Click polymerization: Self‐assembly of amphiphilic alternating copolymers into diverse structures by solvent switching or emulsion‐assisted polymerization‐induced self‐assembly methods is summarized (see figure). The unique characteristics of these structures are determined both experimentally and theoretically.

Abstract

Polymer self‐assembly has been a hot research topic for several decades. Different types of polymers with various architectures, like block copolymers, brush polymers, hyperbranched polymers and dendrimers, etc., are currently being investigated. Alternating copolymers (ACPs) are regular copolymers with an alternating monomeric unit structure in the polymer backbones. However, despite the great progress in the synthesis of ACPs, their self‐assembly is still in an infant stage. Very recently, our group reported a new type of amphiphilic ACPs through click copolymerization and obtained spheres, vesicles, nanotubes, and even hierarchical sea urchin‐like aggregates through the self‐assembly process.
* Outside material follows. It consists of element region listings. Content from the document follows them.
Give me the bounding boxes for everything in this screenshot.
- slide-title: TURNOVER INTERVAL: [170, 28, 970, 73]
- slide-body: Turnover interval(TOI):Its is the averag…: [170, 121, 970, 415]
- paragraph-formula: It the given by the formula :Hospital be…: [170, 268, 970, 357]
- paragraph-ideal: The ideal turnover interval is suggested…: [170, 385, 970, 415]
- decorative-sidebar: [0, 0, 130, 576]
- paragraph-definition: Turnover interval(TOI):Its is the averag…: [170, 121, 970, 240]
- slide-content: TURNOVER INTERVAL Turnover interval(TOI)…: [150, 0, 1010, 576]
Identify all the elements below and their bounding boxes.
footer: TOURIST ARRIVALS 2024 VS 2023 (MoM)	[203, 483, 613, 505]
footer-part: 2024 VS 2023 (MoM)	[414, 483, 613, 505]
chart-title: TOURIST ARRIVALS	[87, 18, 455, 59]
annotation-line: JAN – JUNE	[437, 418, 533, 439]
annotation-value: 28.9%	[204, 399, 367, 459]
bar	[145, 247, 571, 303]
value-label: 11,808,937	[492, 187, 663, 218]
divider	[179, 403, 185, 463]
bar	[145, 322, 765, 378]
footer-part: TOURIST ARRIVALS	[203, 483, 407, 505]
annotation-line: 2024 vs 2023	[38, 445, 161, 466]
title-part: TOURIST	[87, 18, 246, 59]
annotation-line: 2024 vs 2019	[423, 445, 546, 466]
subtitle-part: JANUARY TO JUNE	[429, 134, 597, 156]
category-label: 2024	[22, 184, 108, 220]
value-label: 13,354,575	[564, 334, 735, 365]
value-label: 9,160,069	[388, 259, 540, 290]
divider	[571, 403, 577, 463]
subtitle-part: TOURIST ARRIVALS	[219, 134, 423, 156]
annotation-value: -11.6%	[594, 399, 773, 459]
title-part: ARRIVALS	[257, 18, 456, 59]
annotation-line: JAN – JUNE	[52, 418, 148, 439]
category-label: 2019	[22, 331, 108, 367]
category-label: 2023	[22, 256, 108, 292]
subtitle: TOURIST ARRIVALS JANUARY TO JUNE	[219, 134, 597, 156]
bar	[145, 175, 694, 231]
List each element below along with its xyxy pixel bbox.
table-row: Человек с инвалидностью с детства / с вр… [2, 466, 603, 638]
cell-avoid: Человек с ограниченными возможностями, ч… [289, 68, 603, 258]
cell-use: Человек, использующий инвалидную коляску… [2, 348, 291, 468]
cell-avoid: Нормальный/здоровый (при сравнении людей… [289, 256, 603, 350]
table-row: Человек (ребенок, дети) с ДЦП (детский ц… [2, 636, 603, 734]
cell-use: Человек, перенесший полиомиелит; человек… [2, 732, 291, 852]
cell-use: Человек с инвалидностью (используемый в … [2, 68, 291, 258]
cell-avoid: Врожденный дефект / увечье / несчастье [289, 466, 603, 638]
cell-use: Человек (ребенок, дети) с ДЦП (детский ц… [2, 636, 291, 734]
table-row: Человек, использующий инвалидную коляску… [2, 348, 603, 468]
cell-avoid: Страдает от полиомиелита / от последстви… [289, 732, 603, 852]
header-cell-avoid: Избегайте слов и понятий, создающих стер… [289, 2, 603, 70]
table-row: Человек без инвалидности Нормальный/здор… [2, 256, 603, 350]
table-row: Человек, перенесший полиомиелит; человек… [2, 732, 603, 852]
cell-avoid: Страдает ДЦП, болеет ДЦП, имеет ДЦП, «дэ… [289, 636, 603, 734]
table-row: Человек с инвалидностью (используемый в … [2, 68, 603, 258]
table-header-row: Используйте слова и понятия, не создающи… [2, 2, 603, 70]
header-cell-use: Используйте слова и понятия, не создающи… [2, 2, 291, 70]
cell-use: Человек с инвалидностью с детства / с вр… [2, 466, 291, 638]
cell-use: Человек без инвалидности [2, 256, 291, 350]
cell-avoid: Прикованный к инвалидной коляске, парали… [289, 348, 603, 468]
In addition, we have found some intriguing features in the self‐assembly of amphiphilic ACPs when compared with other copolymers, including their facile syntheses, readily functionalization, novel self‐assembly structures, new folding‐chain mechanisms, and uniform but ultrathin feature length. In this Concept article, we present the self‐assembly of amphiphilic ACPs together with their unique features by reviewing our latest results and related studies. Moreover, the future perspective on the self‐assembly of amphiphilic ACPs is also proposed. Our aim is to capture the attention and interest of chemists in this new area of polymerization.